Worth to mention that the OCF is adjusted by aspects like depreciation, inventory changes, etc. Furthermore, it is always meaningful to compare the cash flow to the total capital employed.
2 — Current Ratio
An extremely important Key Performance Indicator reflecting a company’s ability to pay all obligations in one year. The KPI basically puts a company’s assets (account receivables) into relation to current liabilities (account payables).
3 — Burn Rate
This financial Key Performance Indicator states the spending money rate of an enterprise within a defined period: week, month or annual. Especially for smaller businesses the KPI is super relevant since it is quite easy to calculate.
4 — Net Profit Margin
Probably one of the single most important financial Key Performance Indicator in the whole world! The KPI reflects the percentage of profit concerning revenue. Or in a mathematical formula: Net margin = net profit / revenue
5 —Working Capital
Working capital reflects a company’s available assets to meet short-term financial obligations. Working Capital includes assets such as available cash, short-term investments, and accounts receivable, demonstrating the liquidity of the business.
6 — Inventory Turnover
The Inventory Turnover KPI indicates how efficiently a company sells and replaces its inventory during a particular period of time. So it reflects an organization’s ability to generate sales and quickly re-stock.
7 — Sales Growth
This financial Key Performance Indicator displays the change in total sales generated over a defined period (week, month, year). The Sales Growth shows the percentage of the current sales period compared to the previous one.
8 — Vendor expenses
This financial Key Performance Indicator shows the current payments an enterprise is due to its vendors. High expenses indicate that your business is facing problems paying to its vendors and suppliers on time.
9 — Return on Equity
This key performance indicator reflects the capacity of a business to use shareholder’s investments efficiently, generating high profits. The Return on Equity shows how much revenue a company generates for each unit of shareholder equity.

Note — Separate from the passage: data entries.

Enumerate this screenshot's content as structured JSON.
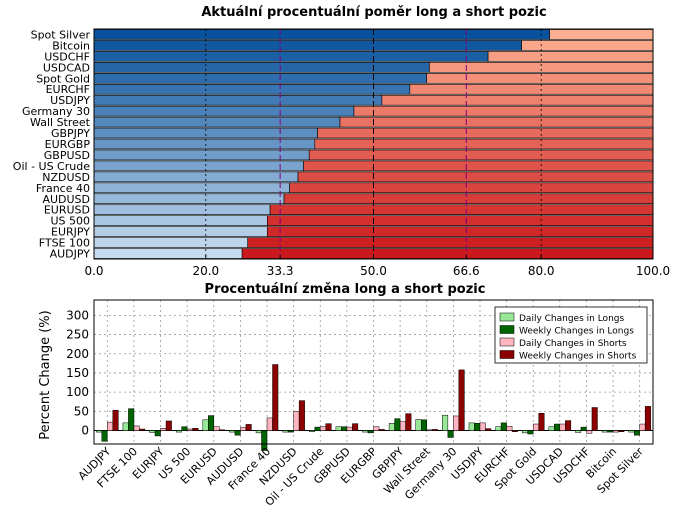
{
  "chart_data": [
    {
      "type": "bar",
      "orientation": "horizontal-stacked",
      "title": "Aktuální procentuální poměr long a short pozic",
      "categories": [
        "Spot Silver",
        "Bitcoin",
        "USDCHF",
        "USDCAD",
        "Spot Gold",
        "EURCHF",
        "USDJPY",
        "Germany 30",
        "Wall Street",
        "GBPJPY",
        "EURGBP",
        "GBPUSD",
        "Oil - US Crude",
        "NZDUSD",
        "France 40",
        "AUDUSD",
        "EURUSD",
        "US 500",
        "EURJPY",
        "FTSE 100",
        "AUDJPY"
      ],
      "long_values": [
        81.5,
        76.5,
        70.5,
        60,
        59.5,
        56.5,
        51.5,
        46.5,
        44,
        40,
        39.5,
        38.5,
        37.5,
        36.5,
        35,
        34,
        31.5,
        31,
        31,
        27.5,
        26.5
      ],
      "xlim": [
        0,
        100
      ],
      "xticks": [
        "0.0",
        "20.0",
        "33.3",
        "50.0",
        "66.6",
        "80.0",
        "100.0"
      ],
      "xtick_values": [
        0,
        20,
        33.3,
        50,
        66.6,
        80,
        100
      ],
      "reference_lines": [
        33.3,
        50,
        66.6
      ],
      "grid": true
    },
    {
      "type": "bar",
      "title": "Procentuální změna long a short pozic",
      "ylabel": "Percent Change (%)",
      "ylim": [
        -35,
        340
      ],
      "yticks": [
        -50,
        0,
        50,
        100,
        150,
        200,
        250,
        300
      ],
      "categories": [
        "AUDJPY",
        "FTSE 100",
        "EURJPY",
        "US 500",
        "EURUSD",
        "AUDUSD",
        "France 40",
        "NZDUSD",
        "Oil - US Crude",
        "GBPUSD",
        "EURGBP",
        "GBPJPY",
        "Wall Street",
        "Germany 30",
        "USDJPY",
        "EURCHF",
        "Spot Gold",
        "USDCAD",
        "USDCHF",
        "Bitcoin",
        "Spot Silver"
      ],
      "series": [
        {
          "name": "Daily Changes in Longs",
          "color": "#98e898",
          "values": [
            -4,
            20,
            -5,
            -4,
            28,
            -4,
            -6,
            -4,
            -3,
            10,
            -4,
            19,
            29,
            40,
            20,
            10,
            -6,
            10,
            -5,
            -4,
            -4
          ]
        },
        {
          "name": "Weekly Changes in Longs",
          "color": "#006400",
          "values": [
            -28,
            57,
            -14,
            10,
            39,
            -12,
            -52,
            -4,
            9,
            10,
            -6,
            31,
            28,
            -18,
            19,
            20,
            -9,
            17,
            9,
            -4,
            -12
          ]
        },
        {
          "name": "Daily Changes in Shorts",
          "color": "#ffb6c1",
          "values": [
            22,
            12,
            6,
            4,
            10,
            8,
            33,
            50,
            10,
            9,
            10,
            23,
            2,
            38,
            20,
            11,
            17,
            17,
            -7,
            -4,
            17
          ]
        },
        {
          "name": "Weekly Changes in Shorts",
          "color": "#8b0000",
          "values": [
            53,
            4,
            25,
            6,
            2,
            16,
            172,
            78,
            18,
            18,
            3,
            44,
            3,
            158,
            5,
            -3,
            45,
            26,
            60,
            -3,
            63
          ]
        }
      ],
      "legend_position": "top-right",
      "grid": true
    }
  ],
  "colors": {
    "long_dark": "#08519c",
    "long_light": "#c6dbef",
    "short_light": "#fcae91",
    "short_dark": "#cb181d",
    "ref_line_purple": "#800080",
    "tick_purple": "#800080"
  }
}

10 — Accounts Receivable Turnover
The accounts receivable turnover ratio measures how many times in an accounting period a company can collect on its outstanding accounts. More specifically, this key performance indicator example measures how effective a company is at extending credit to clients and collecting payment.

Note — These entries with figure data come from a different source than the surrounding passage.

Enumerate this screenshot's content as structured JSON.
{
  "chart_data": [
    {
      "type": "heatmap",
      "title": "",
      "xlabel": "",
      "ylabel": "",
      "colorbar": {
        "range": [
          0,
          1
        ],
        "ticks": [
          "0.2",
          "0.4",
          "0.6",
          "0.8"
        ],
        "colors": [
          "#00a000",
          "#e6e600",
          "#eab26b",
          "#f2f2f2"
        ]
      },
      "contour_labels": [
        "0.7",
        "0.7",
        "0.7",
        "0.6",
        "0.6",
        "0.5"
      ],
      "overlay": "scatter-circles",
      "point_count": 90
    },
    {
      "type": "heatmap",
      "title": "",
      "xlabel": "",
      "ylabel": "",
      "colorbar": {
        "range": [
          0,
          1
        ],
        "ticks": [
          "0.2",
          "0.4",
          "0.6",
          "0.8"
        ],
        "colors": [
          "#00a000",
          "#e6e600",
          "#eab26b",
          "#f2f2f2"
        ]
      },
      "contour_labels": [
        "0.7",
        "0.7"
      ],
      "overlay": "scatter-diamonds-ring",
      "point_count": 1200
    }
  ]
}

11 — Accounts Payable Turnover
Accounts payable turnover measures the rate at which a company can pay its suppliers and other obligations. The Key Performance Indicator is measured over an accounting period and gauges how many times a company can successfully pay off its supplier obligations. This KEy Performance Indicator example is usually a short-term financial measure.
12 — Gross Profit Margin
Gross Profit Margin measures how much of each dollar in sales is left as profit after accounting for the cost of goods sold. This KPI is a good indicator of a company’s financial viability as it highlights whether it can pay off its expenses and still collect revenues from every sale.
Procurement — 5 Key Performance Indicator Examples
1 — Compliance rate
Contractual and policy compliance are essential to ensure legal security. Two aspects that are essential to measure in this context. First, the ratio of disputed invoices to total invoices and second the total difference between the price paid and the price quoted.
2 — Total Spend By Vendor
A simple yet so important KPI that calculates the amount of money spent by each vendor.
3 — Purchase order cycle time
This Key Performance Indicator example calculates the average time it takes to place a purchase order. According to a recent study, best-in-class organizations take only five hours—about one-half of a business day—to send a PO to a supplier.
4 — Rate of emergency purchases
Emergency purchases are those unplanned orders which are acquired to prevent the shortage of products/services. This metric is measured with the ratio of emergency purchases to the total number of purchases over a fixed period of time.
5 — Average Purchase Order
This Key Performance Indicator calculates the average volume of a single purchase order.